Anuncios recientes destacan este cambio, con la OTAN lanzando una iniciativa de 40 mil millones de dólares para capacidades de contrarresto de drones y el Reino Unido comprometiendo 5 mil millones de libras para mejorar sus capacidades de drones. Alemania también está ampliando su apoyo a Ucrania al adquirir 50,000 drones, enfatizando la creciente importancia de los drones en la guerra moderna.
Analistas, incluyendo a Loredana Muharremi de Morningstar, señalan que los drones se están convirtiendo en parte integral de las operaciones militares, permitiendo una mejor recopilación de inteligencia y efectividad operativa.
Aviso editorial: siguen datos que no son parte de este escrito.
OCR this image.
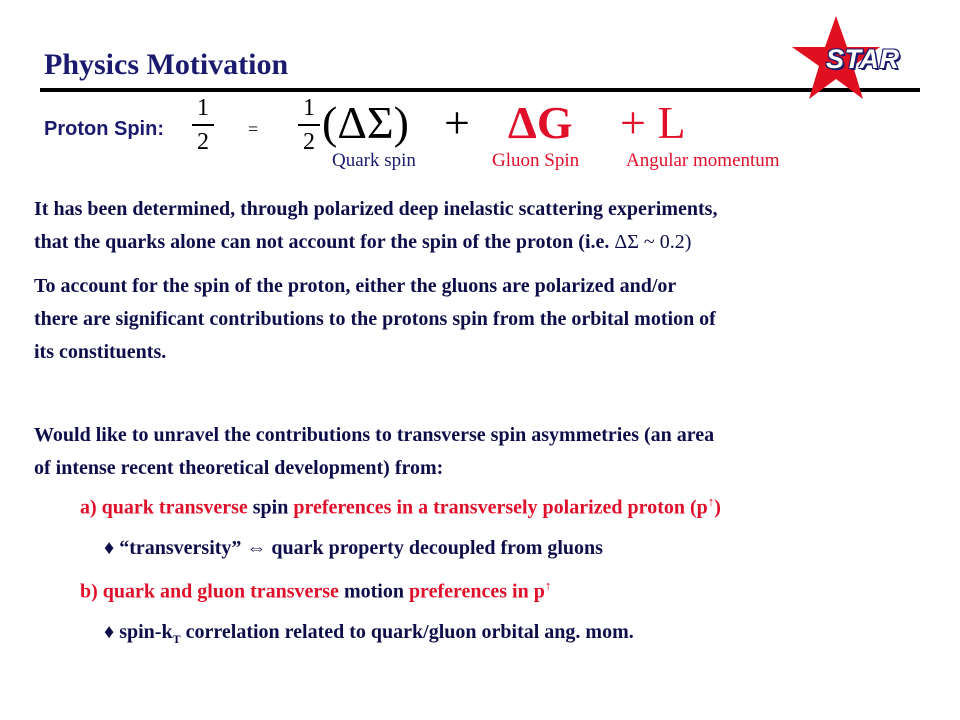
Physics Motivation	STAR
Proton Spin:
1
2 =
1
2 (ΔΣ) + ΔG + L
Quark spin	Gluon Spin Angular momentum
It has been determined, through polarized deep inelastic scattering experiments,
that the quarks alone can not account for the spin of the proton (i.e. ΔΣ ~ 0.2)
To account for the spin of the proton, either the gluons are polarized and/or
there are significant contributions to the protons spin from the orbital motion of
its constituents.
Would like to unravel the contributions to transverse spin asymmetries (an area
of intense recent theoretical development) from:
a) quark transverse spin preferences in a transversely polarized proton (p↑)
♦ “transversity” ⇔ quark property decoupled from gluons
b) quark and gluon transverse motion preferences in p↑
♦ spin-$k_T$ correlation related to quark/gluon orbital ang. mom.
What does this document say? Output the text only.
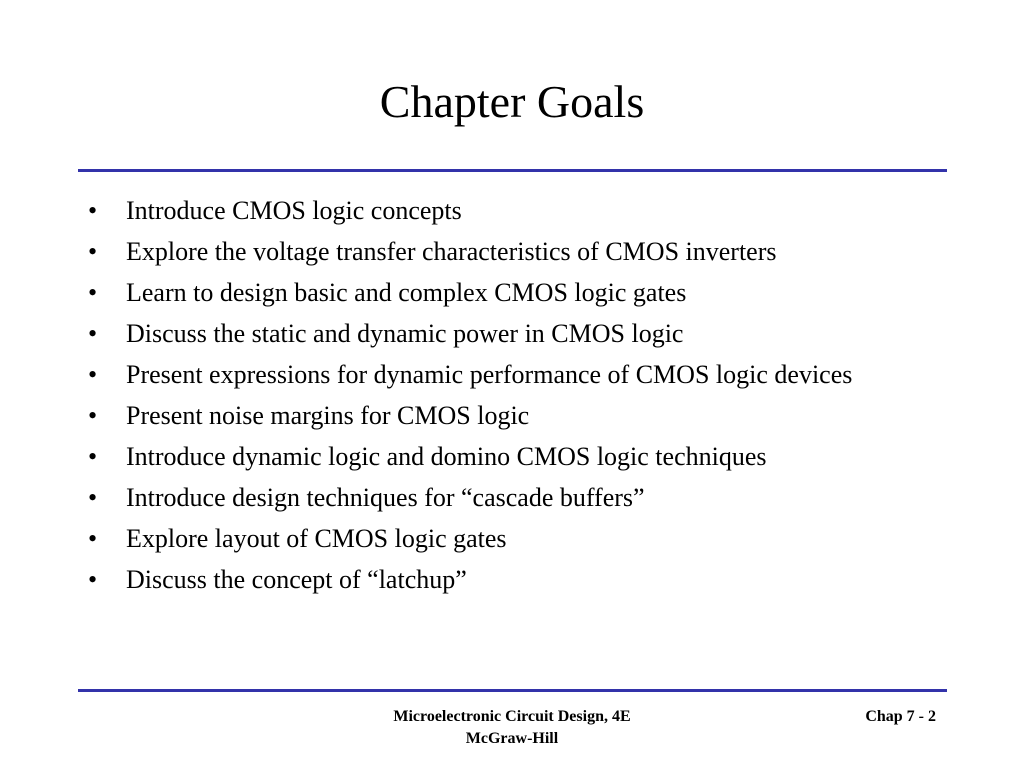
Chapter Goals
• Introduce CMOS logic concepts
• Explore the voltage transfer characteristics of CMOS inverters
• Learn to design basic and complex CMOS logic gates
• Discuss the static and dynamic power in CMOS logic
• Present expressions for dynamic performance of CMOS logic devices
• Present noise margins for CMOS logic
• Introduce dynamic logic and domino CMOS logic techniques
• Introduce design techniques for “cascade buffers”
• Explore layout of CMOS logic gates
• Discuss the concept of “latchup”
Microelectronic Circuit Design, 4E
McGraw-Hill
Chap 7 - 2
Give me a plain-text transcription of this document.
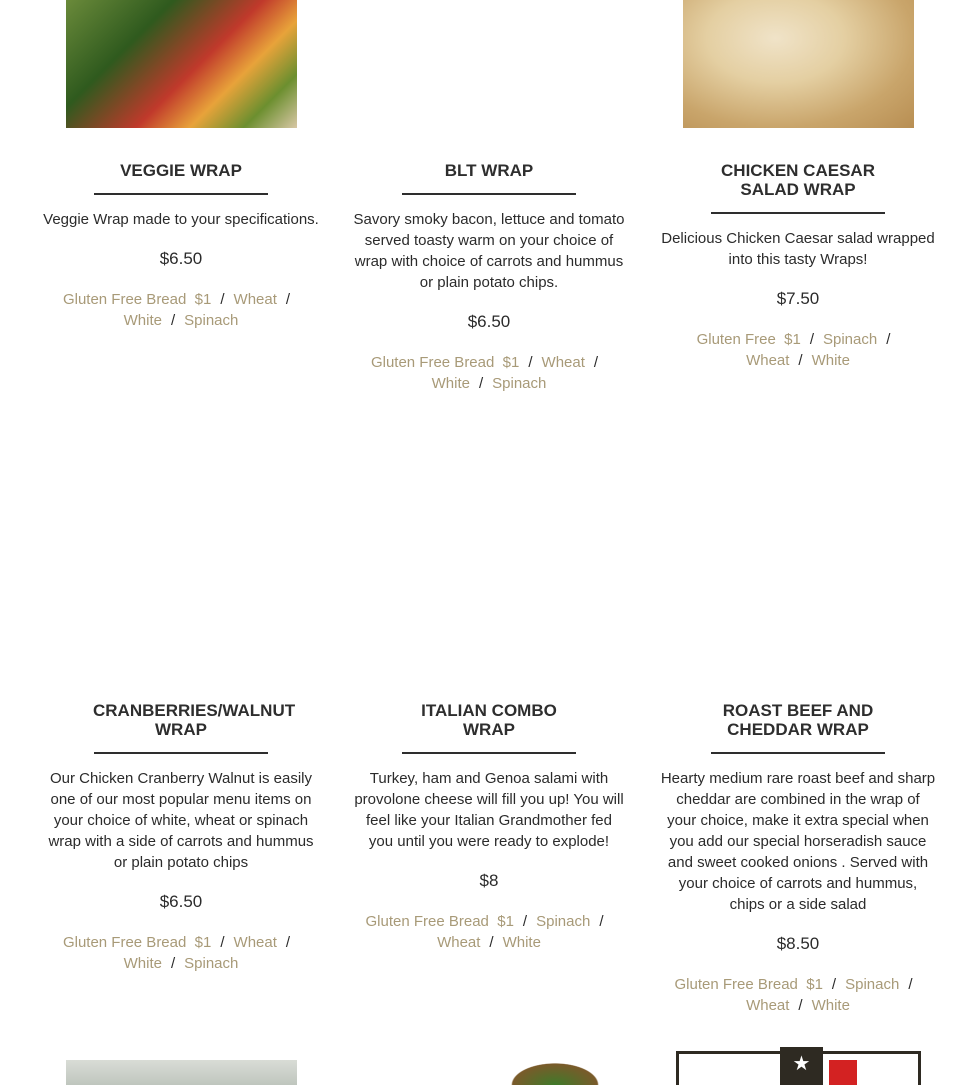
★
VEGGIE WRAP
Veggie Wrap made to your specifications.
$6.50
Gluten Free Bread  $1 / Wheat /
White / Spinach
BLT WRAP
Savory smoky bacon, lettuce and tomato served toasty warm on your choice of wrap with choice of carrots and hummus or plain potato chips.
$6.50
Gluten Free Bread  $1 / Wheat /
White / Spinach
CHICKEN CAESAR SALAD WRAP
Delicious Chicken Caesar salad wrapped into this tasty Wraps!
$7.50
Gluten Free  $1 / Spinach /
Wheat / White
CRANBERRIES/WALNUT WRAP
Our Chicken Cranberry Walnut is easily one of our most popular menu items on your choice of white, wheat or spinach wrap with a side of carrots and hummus or plain potato chips
$6.50
Gluten Free Bread  $1 / Wheat /
White / Spinach
ITALIAN COMBO WRAP
Turkey, ham and Genoa salami with provolone cheese will fill you up! You will feel like your Italian Grandmother fed you until you were ready to explode!
$8
Gluten Free Bread  $1 / Spinach /
Wheat / White
ROAST BEEF AND CHEDDAR WRAP
Hearty medium rare roast beef and sharp cheddar are combined in the wrap of your choice, make it extra special when you add our special horseradish sauce and sweet cooked onions . Served with your choice of carrots and hummus, chips or a side salad
$8.50
Gluten Free Bread  $1 / Spinach /
Wheat / White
Empresas como Auterion están desarrollando software avanzado que permite a los drones operar de manera efectiva en entornos disputados, ilustrando aún más la evolución tecnológica de la guerra.
La demanda de drones también está impulsando la necesidad de tecnologías de apoyo como comunicaciones seguras e inteligencia artificial, lo que indica una oportunidad de mercado más amplia para las empresas de tecnología de defensa.
El gasto en defensa en Europa se ha duplicado desde 2019 y se proyecta que alcanzará aproximadamente 800 mil millones de euros para 2030, impulsado por los objetivos de la OTAN.
La inversión de capital de riesgo en tecnología de defensa ha aumentado, con la financiación europea pasando de 200 millones de euros en 2021 a 2.6 mil millones de euros en 2025, beneficiando a startups como Helsing, con sede en Múnich, que recientemente alcanzó una valoración de 18 mil millones de dólares.
Este cambio hacia drones y sistemas autónomos significa un momento transformador en la estrategia de defensa europea, con implicaciones para varios sectores dentro de la industria de defensa.